My experience with Bepi Circuits Ltd

Quality Manager: 1987–1989

From 1987 to 1989 I was Quality Manager for Bepi Circuits, then one of the four largest UK printed circuit board fabricators and the largest company in the Cambridge Electronic Industries group. Two-thirds of the company’s products were exported—some as far as Australia—to customers predominantly in the telecommunications, industrial electronics, and military sectors.
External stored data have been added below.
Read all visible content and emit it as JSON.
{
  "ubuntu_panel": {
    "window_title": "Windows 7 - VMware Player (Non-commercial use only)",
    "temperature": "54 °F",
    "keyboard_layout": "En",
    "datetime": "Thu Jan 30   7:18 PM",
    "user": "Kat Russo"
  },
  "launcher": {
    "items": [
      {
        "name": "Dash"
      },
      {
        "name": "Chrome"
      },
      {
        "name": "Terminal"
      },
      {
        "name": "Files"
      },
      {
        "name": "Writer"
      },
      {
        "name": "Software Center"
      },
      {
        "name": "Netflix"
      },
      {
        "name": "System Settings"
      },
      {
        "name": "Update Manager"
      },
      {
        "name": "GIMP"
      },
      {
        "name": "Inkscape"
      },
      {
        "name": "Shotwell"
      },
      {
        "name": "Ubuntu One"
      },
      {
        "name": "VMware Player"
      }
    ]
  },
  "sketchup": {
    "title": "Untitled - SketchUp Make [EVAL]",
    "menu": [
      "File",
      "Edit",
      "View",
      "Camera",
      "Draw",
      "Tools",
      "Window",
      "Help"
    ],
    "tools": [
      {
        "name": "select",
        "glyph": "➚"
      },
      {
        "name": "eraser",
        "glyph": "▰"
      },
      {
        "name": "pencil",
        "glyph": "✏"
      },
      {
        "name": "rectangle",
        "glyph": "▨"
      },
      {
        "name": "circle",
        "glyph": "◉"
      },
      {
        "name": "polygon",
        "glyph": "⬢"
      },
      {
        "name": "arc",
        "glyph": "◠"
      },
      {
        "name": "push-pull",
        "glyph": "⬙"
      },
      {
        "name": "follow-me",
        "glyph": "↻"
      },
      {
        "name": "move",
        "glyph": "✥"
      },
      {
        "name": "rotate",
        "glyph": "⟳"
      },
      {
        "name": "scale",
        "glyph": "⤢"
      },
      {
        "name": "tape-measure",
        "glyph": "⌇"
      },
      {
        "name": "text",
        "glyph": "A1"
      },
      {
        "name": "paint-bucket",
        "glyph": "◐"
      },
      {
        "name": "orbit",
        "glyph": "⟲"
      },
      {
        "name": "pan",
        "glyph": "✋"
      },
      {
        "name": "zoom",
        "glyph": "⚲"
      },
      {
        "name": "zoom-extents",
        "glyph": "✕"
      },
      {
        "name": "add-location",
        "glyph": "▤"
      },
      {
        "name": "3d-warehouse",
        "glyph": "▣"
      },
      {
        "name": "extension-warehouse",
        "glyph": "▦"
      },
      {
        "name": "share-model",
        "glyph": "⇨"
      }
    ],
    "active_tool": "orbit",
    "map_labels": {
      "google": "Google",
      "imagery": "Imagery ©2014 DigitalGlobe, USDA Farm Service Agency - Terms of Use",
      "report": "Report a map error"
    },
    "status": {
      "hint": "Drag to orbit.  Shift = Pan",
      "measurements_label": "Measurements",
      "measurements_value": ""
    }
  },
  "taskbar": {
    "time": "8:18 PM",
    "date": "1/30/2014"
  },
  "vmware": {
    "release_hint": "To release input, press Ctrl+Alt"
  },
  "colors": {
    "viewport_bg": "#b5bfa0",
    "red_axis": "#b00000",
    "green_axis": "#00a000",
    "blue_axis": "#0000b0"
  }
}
Bepi, in common with many companies in the industry at the time, laboured under an outmoded quality system that was originally conceived to satisfy the needs of the BS9760 series of standards to which it held capability approvals for its multilayer and double-sided PCB products. It was weighted towards inspection, and the mandatory maintenance testing required to demonstrate ongoing capability. I set out to shift the balance from inspection towards quality engineering and assurance. To that end, I

  • added to the department’s engineering resources;
  • trained the department and educated the wider company in modern quality management concepts and ISO9000 requirements;
  • tasked key staff with liaising with other departments to overhaul the quality system, bringing it into compliance with ISO9000, and revising all of the documented procedures;
  • rewrote the company quality manual and succeeded in having the quality system certified for the first time to ISO9000 by BSI;
  • reorganised the activities of the quality engineering laboratory such that it maintained its responsibilities for process monitoring and routine capability approval testing, but increased its focus and formalised its methods for investigation of customer complaints;
  • ensured that findings from customer complaints and routine testing led to appropriate corrective action and feedback to eliminate technical, pre-production or production errors and to improve product quality and customer experience;
  • strengthened customer relationships through proactive visits and meetings to explore how we might better satisfy customer needs;
  • instituted a programme of audits and regular meetings with suppliers of key materials to better understand their processes, with the aim of receiving from them a more consistent, stable product on which we could reduce or eliminate the need for incoming inspection and testing.

In addition to circuit boards with printed wiring, Bepi was one of only three fabricators in Europe to produce Multiwire™ discrete wiring boards for defence and other high-end applications. I was concerned to see development of this technology and improvement of the manufacturing process, and while with Bepi I sat on a UK Ministry of Defence standards committee to develop and agree a Defence Standard for discrete wired boards, Def. Stan. 59-48.

Finally, I introduced a wholly new approach to staff development for the department, giving individuals greater responsibility and authority, and agreeing clear and specific individual objectives (related to department and company goals) and the support needed to achieve them, which served as the basis for performance appraisal.